“Você veio.”
No instante em que Charles a viu, um lampejo de calor suavizou o brilho sereno de seus olhos.
“Como está se sentindo?”
Tess forçou um sorriso e se virou para perguntar à enfermeira.
“Ele está se recuperando bem. Mais alguns dias de observação e já poderá receber alta”, respondeu a enfermeira com gentileza, recolhendo o prato vazio ao lado da cama.
Assim que ela saiu, o quarto mergulhou num silêncio calmo, apenas Tess e Charles permaneciam ali.
Ela enfim soltou o ar, aliviada, e se sentou na poltrona macia ao lado da cama.
“Está tudo bem? Ainda sente dor em algum lugar?”, perguntou, a voz carregada de preocupação.
Charles arqueou as sobrancelhas num sorriso preguiçoso, o olhar dócil, como um cão grande e obediente. “Nada demais. A enfermeira acabou de dizer que vou receber alta em breve, lembra?”
Tess assentiu.
Depois disso, o silêncio voltou a cair entre eles.
Charles parecia querer dizer algo, mas as palavras simplesmente não vinham. O ar ficou pesado, cheio de coisas não ditas.
Tess foi quem rompeu o silêncio primeiro.
“Me desculpa.”
Baixou o olhar, a culpa evidente em seus olhos.
Se Charles não a tivesse acolhido por bondade, ele não teria se envolvido na fúria de Finn.
Charles não esperava por isso. Surpreso, tentou consolá-la.
Mas, apesar de toda a eloquência que demonstrava em tribunal, agora as palavras lhe escapavam. Depois de alguns segundos de hesitação, conseguiu dizer, meio sem jeito: “Não foi culpa sua.”
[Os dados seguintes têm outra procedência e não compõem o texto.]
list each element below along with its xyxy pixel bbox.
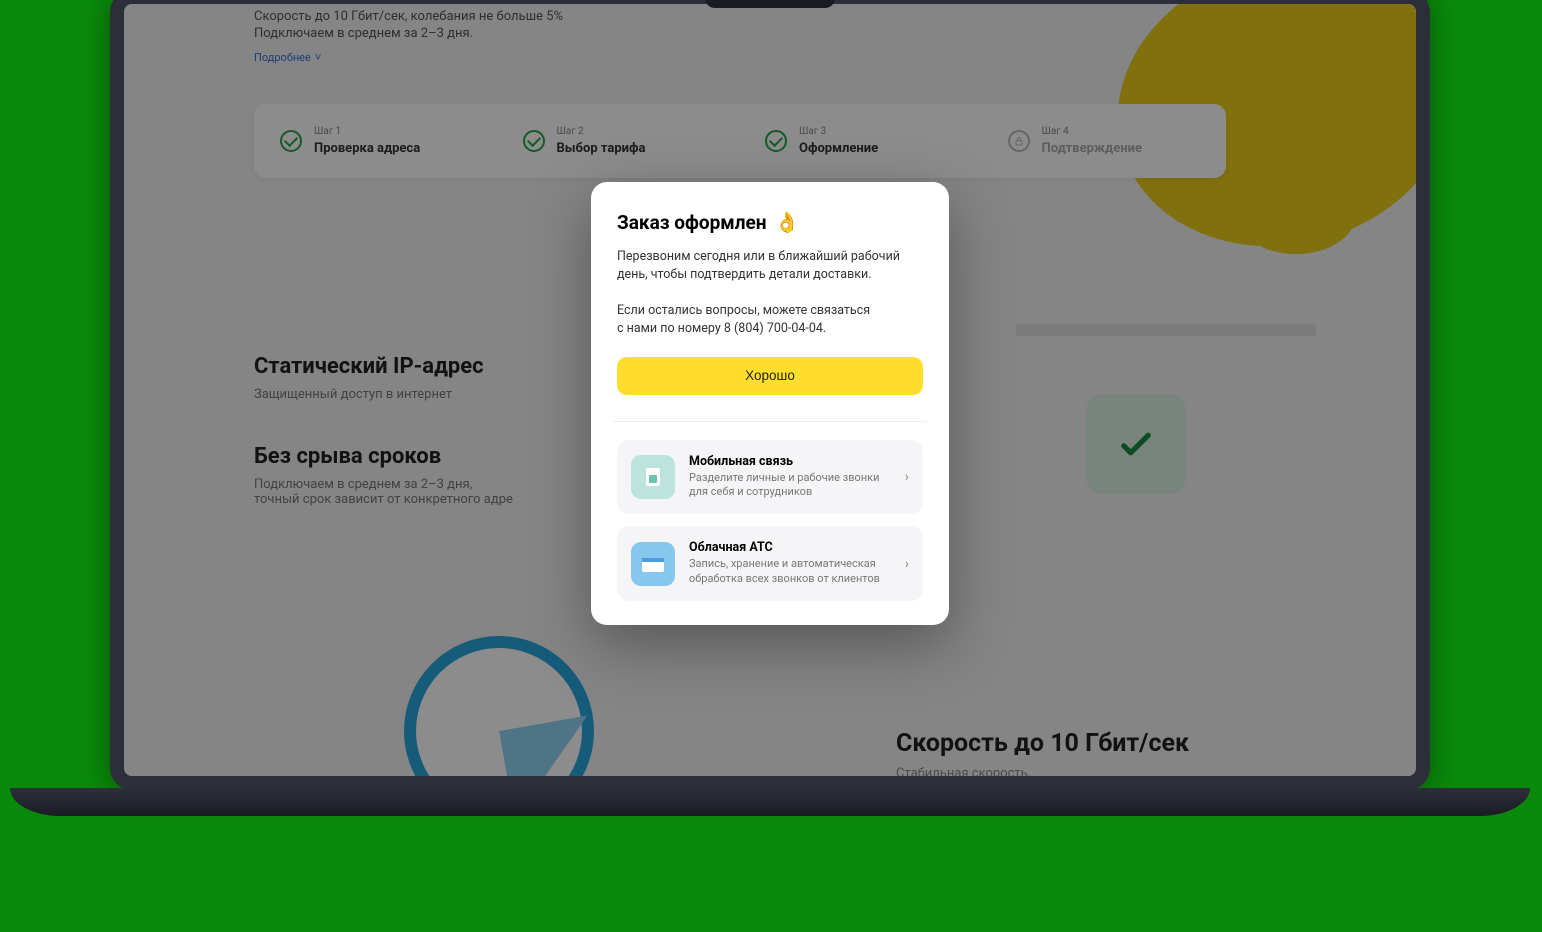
- modal-paragraph: Если остались вопросы, можете связаться …: [617, 302, 923, 338]
- modal-title: Заказ оформлен 👌: [617, 210, 923, 234]
- card-desc: Разделите личные и рабочие звонки для се…: [689, 471, 891, 501]
- card-title: Облачная АТС: [689, 540, 891, 555]
- modal-title-text: Заказ оформлен: [617, 211, 767, 234]
- upsell-card-ats[interactable]: Облачная АТС Запись, хранение и автомати…: [617, 526, 923, 601]
- card-desc: Запись, хранение и автоматическая обрабо…: [689, 557, 891, 587]
- ok-button[interactable]: Хорошо: [617, 357, 923, 395]
- upsell-card-mobile[interactable]: Мобильная связь Разделите личные и рабоч…: [617, 440, 923, 515]
- chevron-right-icon: ›: [905, 556, 909, 572]
- card-title: Мобильная связь: [689, 454, 891, 469]
- divider: [613, 421, 927, 422]
- cloud-pbx-icon: [631, 542, 675, 586]
- ok-hand-icon: 👌: [775, 210, 800, 234]
- order-confirmed-modal: Заказ оформлен 👌 Перезвоним сегодня или …: [591, 182, 949, 625]
- sim-card-icon: [631, 455, 675, 499]
- chevron-right-icon: ›: [905, 469, 909, 485]
- modal-paragraph: Перезвоним сегодня или в ближайший рабоч…: [617, 248, 923, 284]
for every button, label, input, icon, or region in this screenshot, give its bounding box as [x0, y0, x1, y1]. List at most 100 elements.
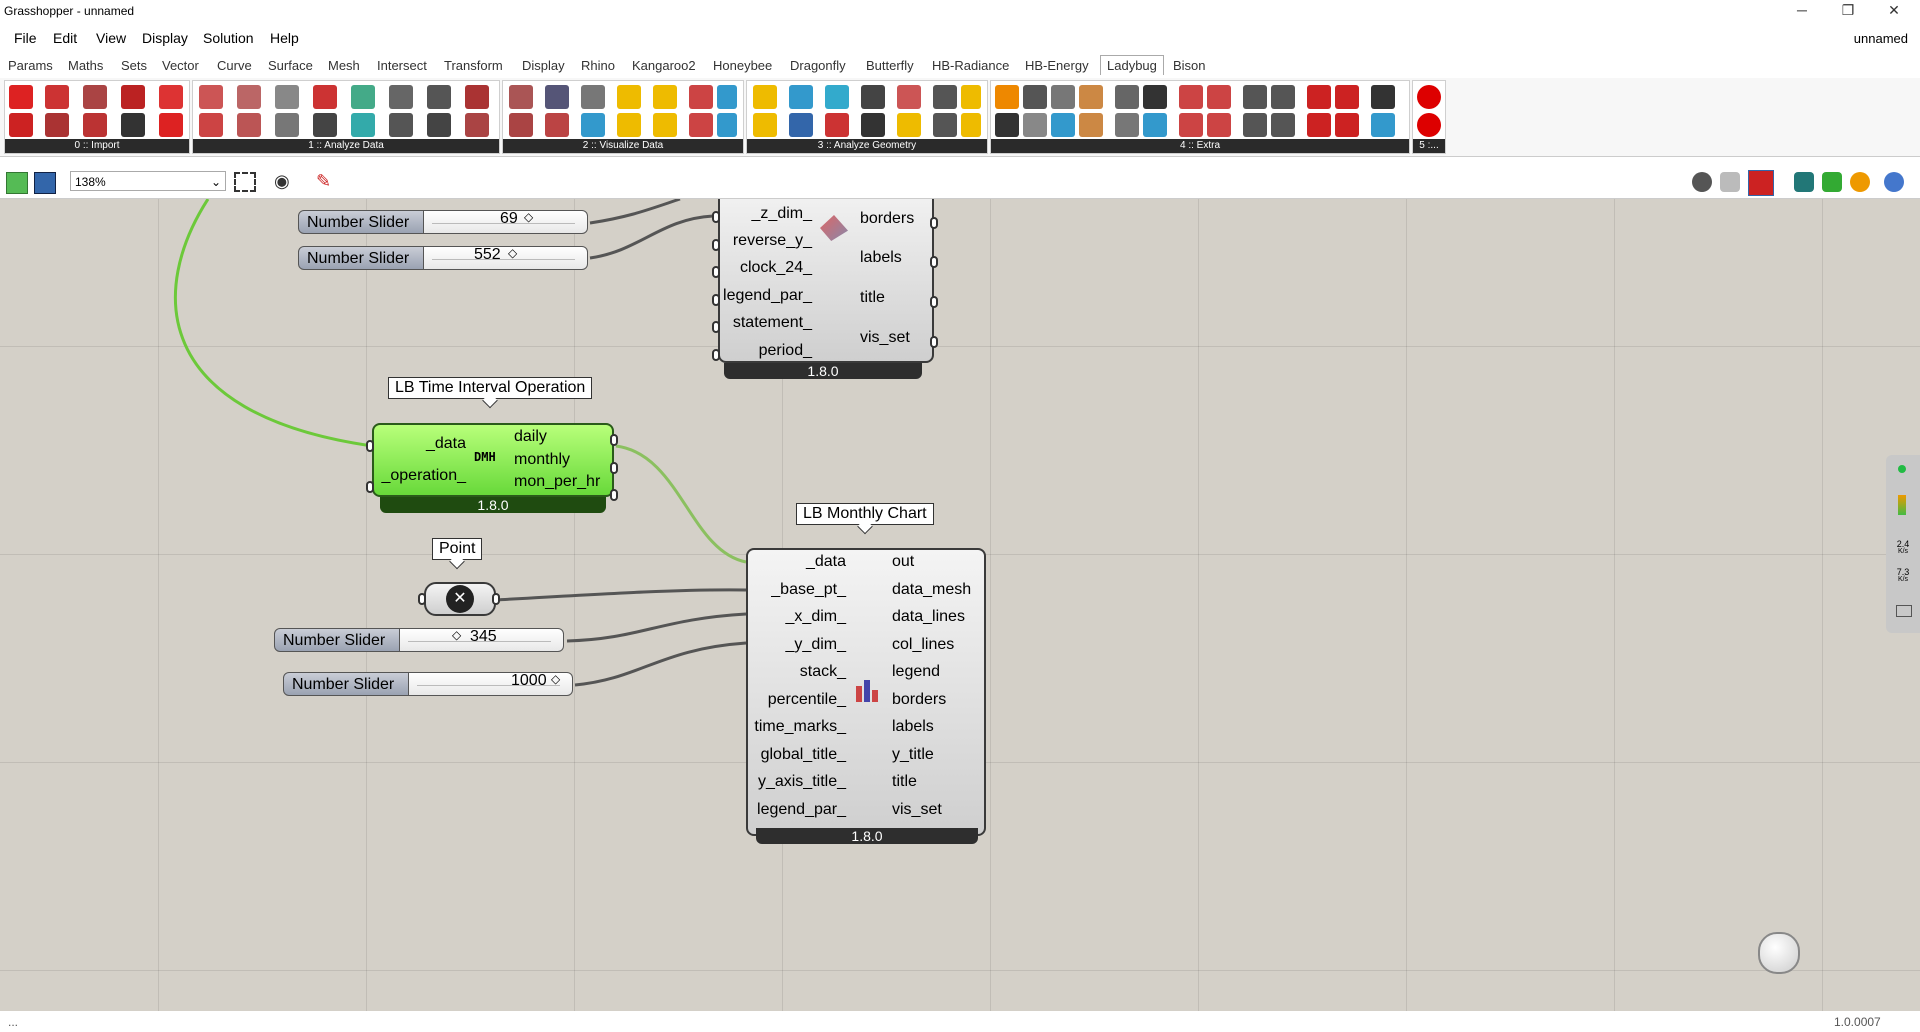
- compare-icon[interactable]: [275, 113, 299, 137]
- wind-rose-icon[interactable]: [689, 85, 713, 109]
- smiley-icon[interactable]: [861, 113, 885, 137]
- hourly-plot-icon[interactable]: [545, 85, 569, 109]
- eye-icon[interactable]: [825, 113, 849, 137]
- tab-maths[interactable]: Maths: [68, 58, 103, 73]
- psychrometric-icon[interactable]: [581, 85, 605, 109]
- epw-icon[interactable]: [45, 85, 69, 109]
- slider-track[interactable]: [409, 672, 573, 696]
- blocks-icon[interactable]: [1243, 113, 1267, 137]
- minimize-icon[interactable]: ─: [1782, 2, 1822, 22]
- record-icon[interactable]: [1143, 113, 1167, 137]
- import-stat-icon[interactable]: [83, 113, 107, 137]
- document-preview-icon[interactable]: [1850, 172, 1870, 192]
- input-port[interactable]: [712, 266, 720, 278]
- mesh-quality-icon[interactable]: [1822, 172, 1842, 192]
- 2d-icon[interactable]: [1115, 113, 1139, 137]
- tab-transform[interactable]: Transform: [444, 58, 503, 73]
- open-file-icon[interactable]: [6, 172, 28, 194]
- sort-icon[interactable]: [237, 113, 261, 137]
- record-red-icon[interactable]: [1417, 85, 1441, 109]
- dmh-icon[interactable]: [313, 113, 337, 137]
- sunray-icon[interactable]: [961, 113, 981, 137]
- tab-params[interactable]: Params: [8, 58, 53, 73]
- capture-icon[interactable]: [1115, 85, 1139, 109]
- apply-icon[interactable]: [389, 85, 413, 109]
- input-port[interactable]: [712, 294, 720, 306]
- walk-icon[interactable]: [427, 113, 451, 137]
- menu-edit[interactable]: Edit: [53, 30, 77, 46]
- wind-icon[interactable]: [717, 113, 737, 137]
- stat-icon[interactable]: [121, 113, 145, 137]
- slider-track[interactable]: [424, 246, 588, 270]
- slider-grip-icon[interactable]: ◇: [452, 628, 461, 642]
- output-port[interactable]: [930, 336, 938, 348]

Tess balançou a cabeça em silêncio.
A testa de Charles se franziu levemente, um traço de preocupação atravessando seu semblante. “Não carregue esse peso sozinha. Você não fez nada de errado.”
Por um breve instante, parecia que alguém havia batido de leve ao redor do coração dela.
Desde que saiu da prisão, Tess se tornou como um ouriço... Sempre em alerta, pronta para o próximo golpe.
Com Kylie, Nadine ou Finn, ela mantinha a mesma frieza calculada. Mas, no fundo, tudo o que fazia era para proteger ela e Layla. Sua força era forçada. Sua resistência, uma máscara. Ela não tinha escolha senão erguer muralhas para continuar de pé.
“Não se preocupe. Aquela casa que está indo a leilão já recebeu um bom lance inicial. Tenho umas economias e ainda tenho meu escritório. De verdade, não precisa se preocupar com isso”, disse Charles, com suavidade.
Tess piscou rápido, sentindo os olhos marejarem.
“Eu devia ir ver a Layla.”
Levantou-se.
Charles se enrijeceu ao pensar na menina sozinha em casa. Acenou apressado, tranquilizando-a. “Vai, não se preocupa comigo. Estou bem aqui.”
Tess lançou-lhe um último olhar antes de sair.
Sua silhueta desapareceu pela porta, e o quarto voltou ao silêncio.
Charles recostou-se no travesseiro, os olhos refletindo algo indefinido.